WHO published standards for Good Manufacturing Practice (GMP) in 1999 (covering the manufacture of a drug product) and Good Clinical Practice (GCP) in 1995 (covering clinical trials in man). However, until the publication of the first version of this handbook in 2001, WHO had not addressed quality standards for non-clinical testing for the safety of potential products : Good Laboratory Practice (GLP). This handbook, and its associated training volumes, specifically address this gap in WHO recommendations.

The introduction of GLP quality standards in test facilities of developing countries was seen as an urgent issue and, accordingly, WHO convened a working party (Scientific Working Group on GLP issues – SWG) in 1999 and 2000 to address the WHO position on GLP.

During the SWG discussions it became evident that, for test facilities in developing countries, the introduction of GLP could be impeded by resource constraints (e.g. few trained personnel, inadequate facilities and equipment) or by the instability of the infrastructure (e.g. water or electricity supply), either within the testing laboratory itself or in the community as a whole.
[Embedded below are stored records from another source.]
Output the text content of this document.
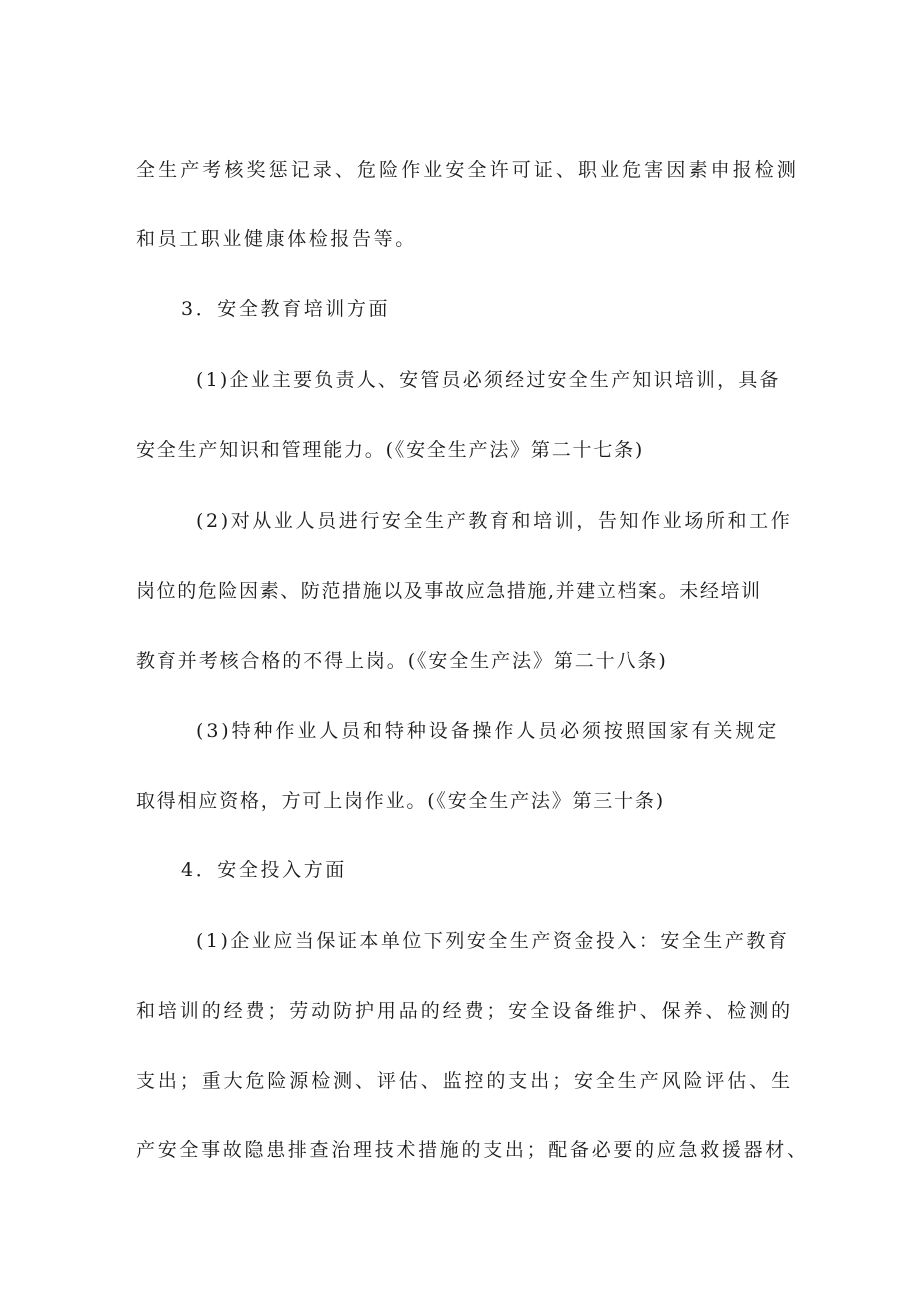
全生产考核奖惩记录、危险作业安全许可证、职业危害因素申报检测
和员工职业健康体检报告等。
3．安全教育培训方面
(1)企业主要负责人、安管员必须经过安全生产知识培训，具备
安全生产知识和管理能力。(《安全生产法》第二十七条)
(2)对从业人员进行安全生产教育和培训，告知作业场所和工作
岗位的危险因素、防范措施以及事故应急措施,并建立档案。未经培训
教育并考核合格的不得上岗。(《安全生产法》第二十八条)
(3)特种作业人员和特种设备操作人员必须按照国家有关规定
取得相应资格，方可上岗作业。(《安全生产法》第三十条)
4．安全投入方面
(1)企业应当保证本单位下列安全生产资金投入：安全生产教育
和培训的经费；劳动防护用品的经费；安全设备维护、保养、检测的
支出；重大危险源检测、评估、监控的支出；安全生产风险评估、生
产安全事故隐患排查治理技术措施的支出；配备必要的应急救援器材、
However, GLP could result in tangible returns through the number of studies placed with research organisations in DECs, resulting in an overall increase in funding. It is clear that as funding is scarce sponsors will not invest in studies if the reliability of results cannot be assured. Specifically, WHO/TDR will be reluctant to allocate their limited funding to non-clinical safety studies unless the results can be reliable on and thus support decisions concerning the progress of products to clinical stages and eventually to product registration.

The deliberations of the Scientific Working Group on GLP issues underlined the following points:

  • In DECs, demonstrating compliance with GLP will become a prerequisite for nonclinical safety testing and for drug registration particularly where drug products are projected for markets other than the country of origin;
  • It is essential to avoid the co-existence of two or more international GLP regulatory standards for non-clinical safety testing;
  • Guidance is needed for the implementation of GLP.

With such considerations in mind the SWG recommended that WHO/TDR adopt the Revised OECD Principles of Good Laboratory Practice as its official guidance for nonclinical safety testing. The handbook sets forth the OECD Principles in their original text, supplemented by sections on training and the implementation of GLP.